Reporting and testimony under current practices require the analyst to make a categorical decision regarding the presence or absence of ignitable liquid residues. When reporting samples that are determined to be positive for ignitable liquid residues, the standard stipulates that there is to be no implied difference in the perceived level of confidence [1]. Current trends in forensic science and legal practice in Europe are moving toward the use of probabilistic statements that reflect evidentiary value [7]. While the U.S. appears to be moving at a slower pace with regard to probabilistic statements, the need for more method validation and statistical data interpretation has been recognized and widely reported by the National Academies of Science [8]. Allen and coworkers address the issue of calculating likelihood ratios for fire debris evidence, probabilistic reporting and the influence of ignitable liquid population distributions on the accuracy of methods [9]. The likelihood ratio work addresses the challenge of chromatographic retention time shifts by basing the chemometric calculations on a mass spectrum averaged across the chromatographic profile. In related work reported in this special edition, Aliaño-González and coworkers report on the use of headspace–gas chromatography–ion mobility spectrometry (HS-GC-IMS), coupled with hierarchical clustering and linear discriminant analysis, to discriminate between samples that were burned with and without ignitable liquid [10]. The HS-GC-IMS method was also able to discriminate between four different ignitable liquids (gasoline, diesel, ethanol and paraffin).
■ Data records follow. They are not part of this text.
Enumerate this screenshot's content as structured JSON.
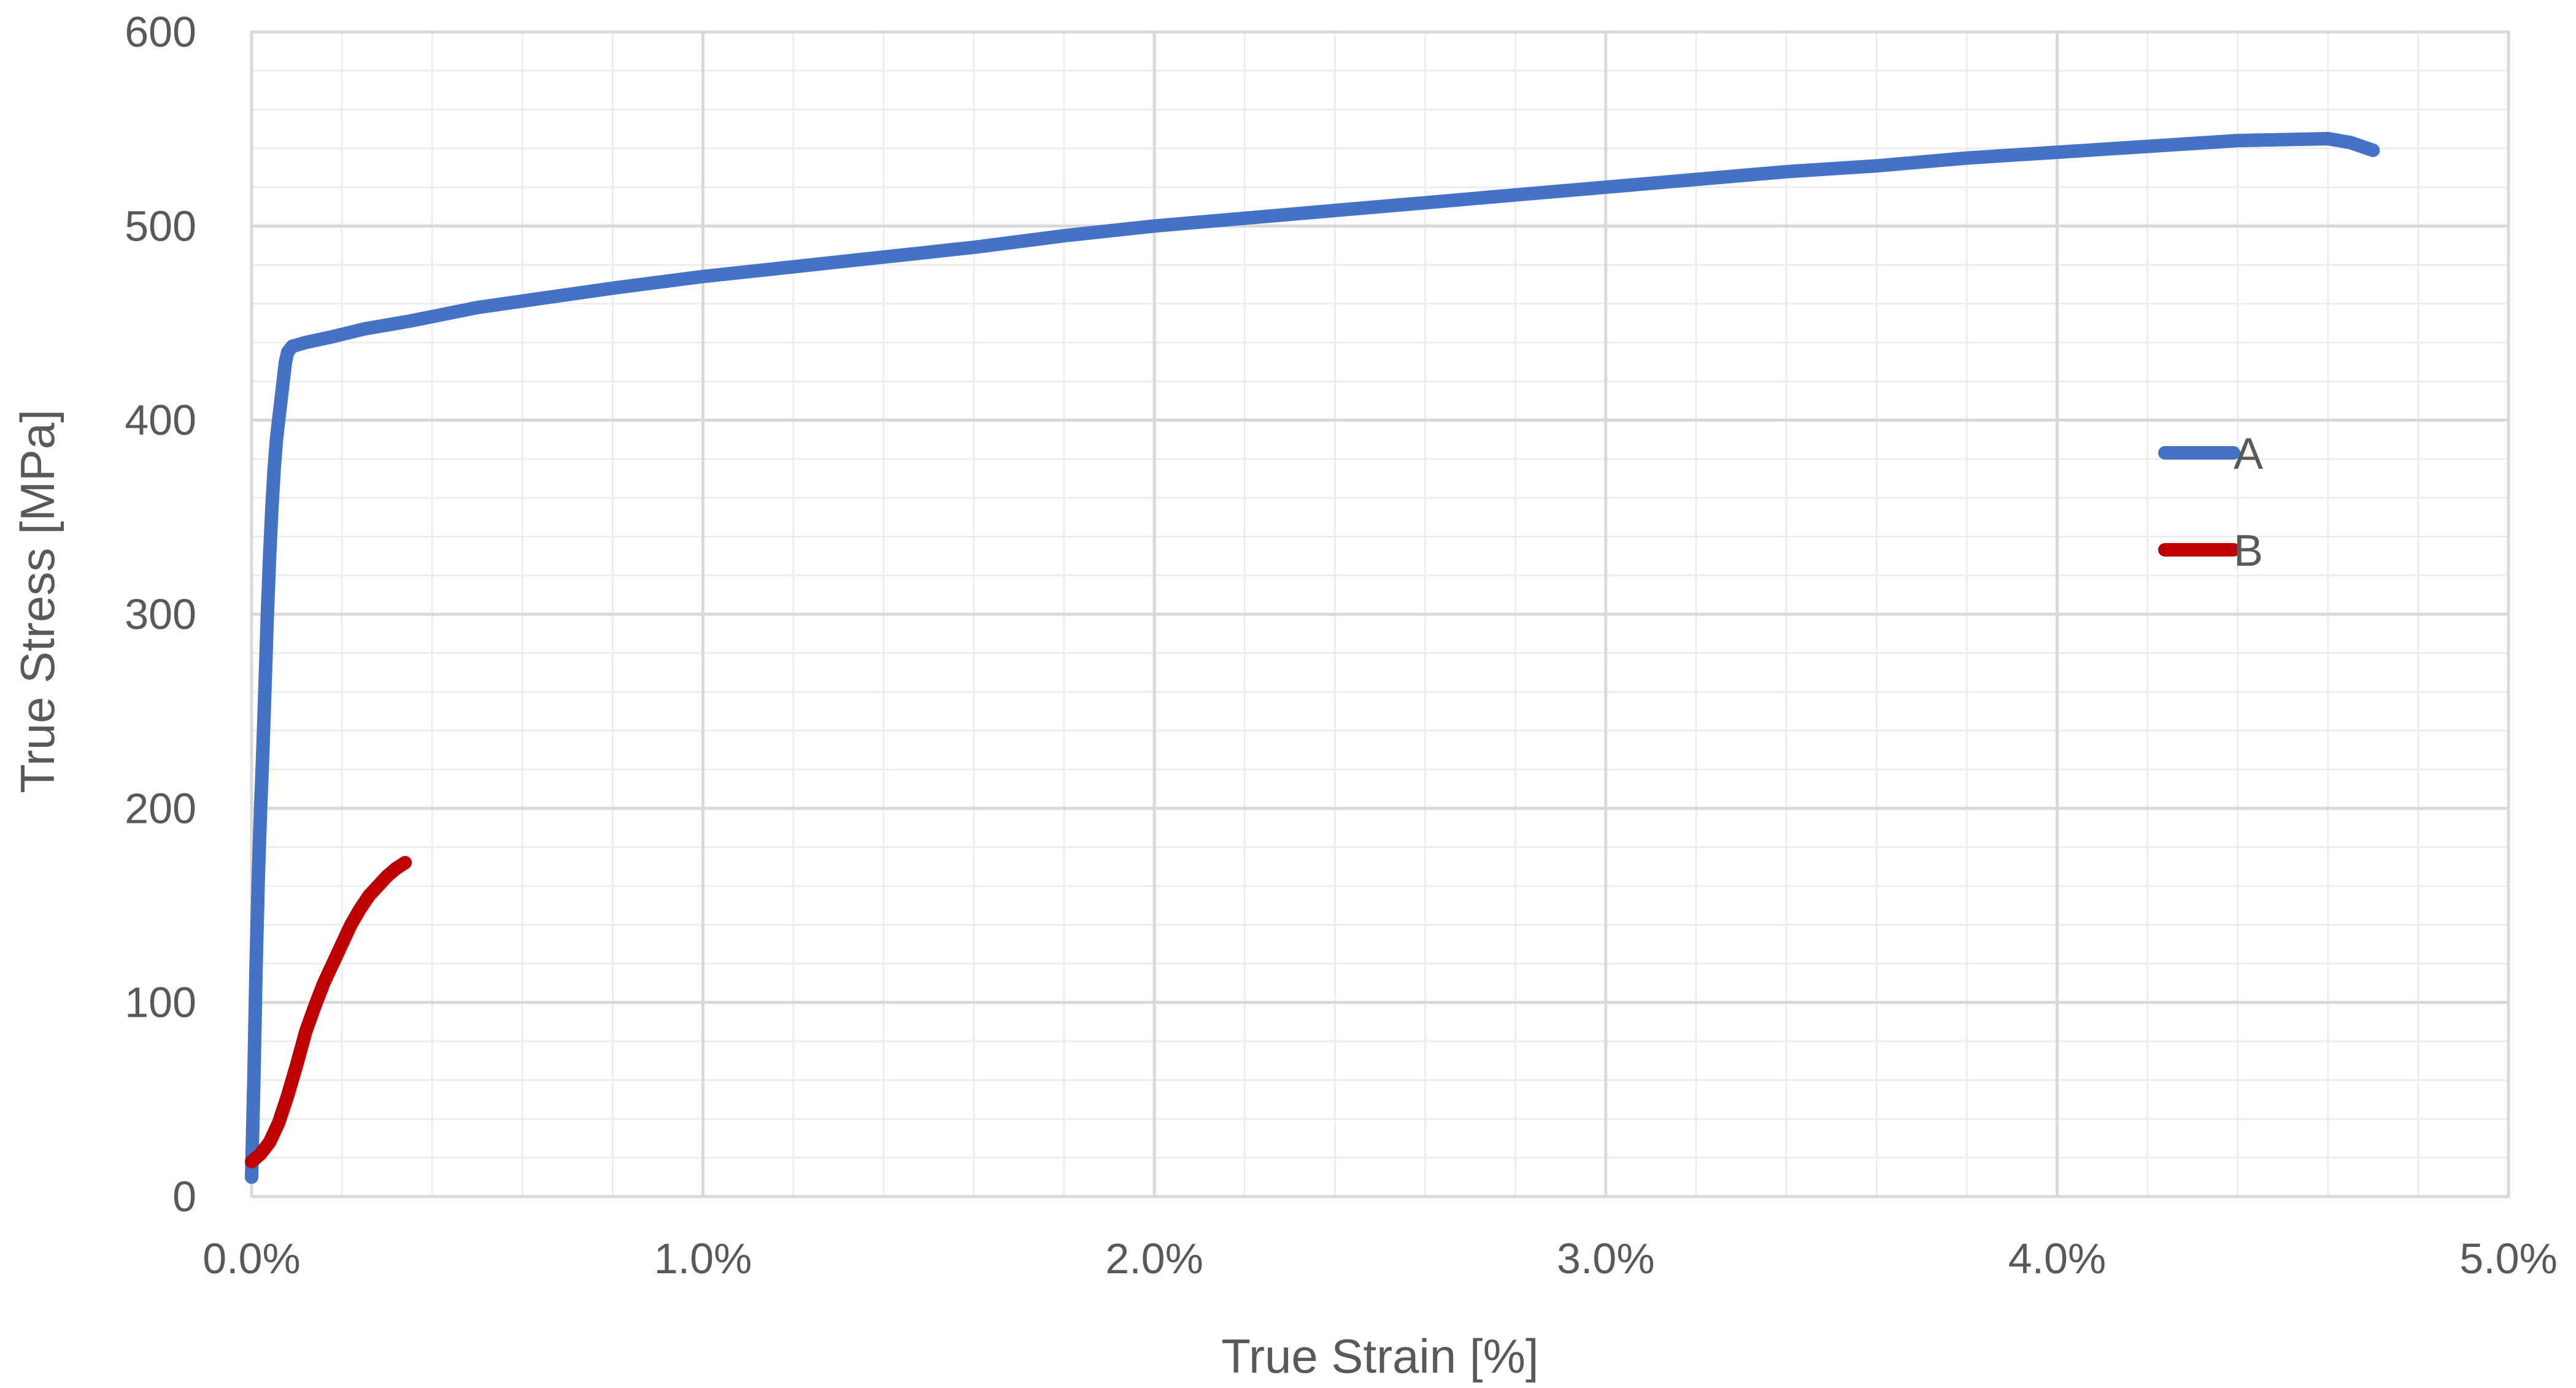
{
  "chart_data": {
    "type": "line",
    "title": "",
    "xlabel": "True Strain [%]",
    "ylabel": "True Stress [MPa]",
    "xlim": [
      0,
      5
    ],
    "ylim": [
      0,
      600
    ],
    "x_unit": "%",
    "x_ticks": [
      "0.0%",
      "1.0%",
      "2.0%",
      "3.0%",
      "4.0%",
      "5.0%"
    ],
    "y_ticks": [
      "0",
      "100",
      "200",
      "300",
      "400",
      "500",
      "600"
    ],
    "grid": true,
    "minor_grid": true,
    "legend_position": "right",
    "series": [
      {
        "name": "A",
        "color": "#4472C4",
        "points": [
          [
            0.0,
            10
          ],
          [
            0.005,
            60
          ],
          [
            0.01,
            120
          ],
          [
            0.015,
            165
          ],
          [
            0.02,
            200
          ],
          [
            0.025,
            230
          ],
          [
            0.03,
            265
          ],
          [
            0.035,
            300
          ],
          [
            0.04,
            330
          ],
          [
            0.045,
            355
          ],
          [
            0.05,
            375
          ],
          [
            0.055,
            390
          ],
          [
            0.06,
            400
          ],
          [
            0.065,
            410
          ],
          [
            0.07,
            420
          ],
          [
            0.075,
            430
          ],
          [
            0.08,
            435
          ],
          [
            0.09,
            438
          ],
          [
            0.12,
            440
          ],
          [
            0.18,
            443
          ],
          [
            0.25,
            447
          ],
          [
            0.35,
            451
          ],
          [
            0.5,
            458
          ],
          [
            0.65,
            463
          ],
          [
            0.8,
            468
          ],
          [
            1.0,
            474
          ],
          [
            1.2,
            479
          ],
          [
            1.4,
            484
          ],
          [
            1.6,
            489
          ],
          [
            1.8,
            495
          ],
          [
            2.0,
            500
          ],
          [
            2.2,
            504
          ],
          [
            2.4,
            508
          ],
          [
            2.6,
            512
          ],
          [
            2.8,
            516
          ],
          [
            3.0,
            520
          ],
          [
            3.2,
            524
          ],
          [
            3.4,
            528
          ],
          [
            3.6,
            531
          ],
          [
            3.8,
            535
          ],
          [
            4.0,
            538
          ],
          [
            4.2,
            541
          ],
          [
            4.4,
            544
          ],
          [
            4.6,
            545
          ],
          [
            4.65,
            543
          ],
          [
            4.7,
            539
          ]
        ]
      },
      {
        "name": "B",
        "color": "#C00000",
        "points": [
          [
            0.0,
            18
          ],
          [
            0.02,
            22
          ],
          [
            0.04,
            28
          ],
          [
            0.06,
            38
          ],
          [
            0.08,
            52
          ],
          [
            0.1,
            68
          ],
          [
            0.12,
            85
          ],
          [
            0.14,
            98
          ],
          [
            0.16,
            110
          ],
          [
            0.18,
            120
          ],
          [
            0.2,
            130
          ],
          [
            0.22,
            140
          ],
          [
            0.24,
            148
          ],
          [
            0.26,
            155
          ],
          [
            0.28,
            160
          ],
          [
            0.3,
            165
          ],
          [
            0.32,
            169
          ],
          [
            0.34,
            172
          ]
        ]
      }
    ]
  }
}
In other machine learning research, Thurn and coworkers report the use of unsupervised learning by Kohonen self-organizing maps, coupled with selected ion intensities from GC-MS data, to organize neat ignitable liquids into their ASTM E1618 classes and to separate those IL classes from pyrolyzed substrate samples [11]. These contributions to this special issue are representative of a growing body of research that makes use of computational and chemometric-aided data analysis to assist in the interpretation of fire debris data.


The editorial team would like to thank all of authors for their excellent contributions to this special issue. The efforts of the reviewers are also acknowledged as contributing greatly to the quality of this special issue. Finally, M.E.S. and M.R.W. acknowledge and thank the staff at Separations/MDPI for their assistance.

Conflicts of Interest

The authors declare no conflict of interest.